What was the March?
Discuss as a group the purpose of the March
, and poll students to see what they already know about the events: Why was it important? How many people were there? Where did it take place? Use your discussion to create a full picture of the event and confirm that everyone understands the topic.
Listen to all or part of King's speech
, according to your students' grade and skill level. Upper grades may be able to listen to the entire speech, while others may need to concentrate on one part of the text, usually the most famous closing sentences.
Consider watching together portions of the PBS series "Eyes on the Prize,"

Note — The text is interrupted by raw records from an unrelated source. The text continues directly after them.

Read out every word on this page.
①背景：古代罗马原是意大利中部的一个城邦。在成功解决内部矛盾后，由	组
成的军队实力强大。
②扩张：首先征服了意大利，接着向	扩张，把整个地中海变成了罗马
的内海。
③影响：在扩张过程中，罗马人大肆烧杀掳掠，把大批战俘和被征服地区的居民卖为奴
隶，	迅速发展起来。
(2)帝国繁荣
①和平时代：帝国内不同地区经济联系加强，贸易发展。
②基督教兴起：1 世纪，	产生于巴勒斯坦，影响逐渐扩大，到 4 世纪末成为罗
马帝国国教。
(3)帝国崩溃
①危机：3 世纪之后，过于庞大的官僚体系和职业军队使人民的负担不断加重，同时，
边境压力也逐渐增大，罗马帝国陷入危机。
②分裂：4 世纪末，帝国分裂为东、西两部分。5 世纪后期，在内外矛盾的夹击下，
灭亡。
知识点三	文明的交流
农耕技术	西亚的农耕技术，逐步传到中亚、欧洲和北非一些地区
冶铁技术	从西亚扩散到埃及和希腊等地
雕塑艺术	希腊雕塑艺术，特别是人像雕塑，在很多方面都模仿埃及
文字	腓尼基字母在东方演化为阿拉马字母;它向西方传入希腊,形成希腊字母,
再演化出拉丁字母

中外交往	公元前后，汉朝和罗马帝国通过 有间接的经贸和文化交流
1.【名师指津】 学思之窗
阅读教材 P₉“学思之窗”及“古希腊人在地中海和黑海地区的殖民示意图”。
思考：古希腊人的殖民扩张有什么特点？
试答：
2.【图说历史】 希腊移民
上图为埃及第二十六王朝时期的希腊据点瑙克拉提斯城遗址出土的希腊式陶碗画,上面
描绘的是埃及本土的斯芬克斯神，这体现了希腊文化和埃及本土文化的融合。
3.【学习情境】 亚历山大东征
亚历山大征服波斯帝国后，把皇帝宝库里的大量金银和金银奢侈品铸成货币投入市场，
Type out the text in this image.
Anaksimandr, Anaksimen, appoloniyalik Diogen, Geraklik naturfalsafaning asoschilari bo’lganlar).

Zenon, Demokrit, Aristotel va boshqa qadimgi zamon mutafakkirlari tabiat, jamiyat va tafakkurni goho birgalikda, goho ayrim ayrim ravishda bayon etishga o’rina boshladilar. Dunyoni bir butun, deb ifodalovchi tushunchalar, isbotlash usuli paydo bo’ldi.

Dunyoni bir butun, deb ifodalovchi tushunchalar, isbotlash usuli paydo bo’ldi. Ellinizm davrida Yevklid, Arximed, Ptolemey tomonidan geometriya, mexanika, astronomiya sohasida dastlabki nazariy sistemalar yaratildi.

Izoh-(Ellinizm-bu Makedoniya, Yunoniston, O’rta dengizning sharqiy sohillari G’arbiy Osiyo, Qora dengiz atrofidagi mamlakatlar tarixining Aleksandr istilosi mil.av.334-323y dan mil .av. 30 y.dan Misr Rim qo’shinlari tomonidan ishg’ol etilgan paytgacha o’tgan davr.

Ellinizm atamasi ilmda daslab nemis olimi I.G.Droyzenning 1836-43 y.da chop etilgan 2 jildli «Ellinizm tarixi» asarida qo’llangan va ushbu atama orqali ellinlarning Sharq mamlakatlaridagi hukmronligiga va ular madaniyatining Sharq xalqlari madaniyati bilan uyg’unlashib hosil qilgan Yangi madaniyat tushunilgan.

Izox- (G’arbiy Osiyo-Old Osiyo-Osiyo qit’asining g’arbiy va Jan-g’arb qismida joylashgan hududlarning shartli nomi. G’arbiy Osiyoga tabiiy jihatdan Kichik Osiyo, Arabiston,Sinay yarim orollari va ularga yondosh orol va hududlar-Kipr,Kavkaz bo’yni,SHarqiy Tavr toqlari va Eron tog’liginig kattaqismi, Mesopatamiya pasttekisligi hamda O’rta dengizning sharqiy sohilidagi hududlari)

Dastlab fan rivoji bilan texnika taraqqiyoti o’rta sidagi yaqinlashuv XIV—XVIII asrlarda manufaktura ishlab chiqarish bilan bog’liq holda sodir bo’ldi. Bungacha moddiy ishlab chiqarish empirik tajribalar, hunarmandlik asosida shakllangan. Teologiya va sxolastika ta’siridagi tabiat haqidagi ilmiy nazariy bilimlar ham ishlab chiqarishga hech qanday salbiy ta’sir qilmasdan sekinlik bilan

(American Experience) which may be found in an audio described version through your library network or talking book library.
Who Was Present?
As a group, form a list of "characters" who were present at the March. Students may name specific individuals (such as Dr. King, or Josephine Baker), roles in the march (such as bus driver or student protestor), or "walks of life" (such as grandmother) and suggest reasons that someone would have attended the march.
What Was it Like?
In this activity, students will use their creative and critical thinking skills to imagine being present at the March, as one of the “characters” the group has suggested. Students will select a persona for their writing, or a role can be assigned. You may need to give writing prompts to get students started. Some are suggested below. Other students may enjoy researching for their paper, or interviewing each other.
Where were you during Dr. King’s address?
What part of his message was most meaningful to you?
Why did you attend the March? How did you get to Washington D.C.?
What do you remember about the scene that day?
What do you want people to remember about Dr. King and his message?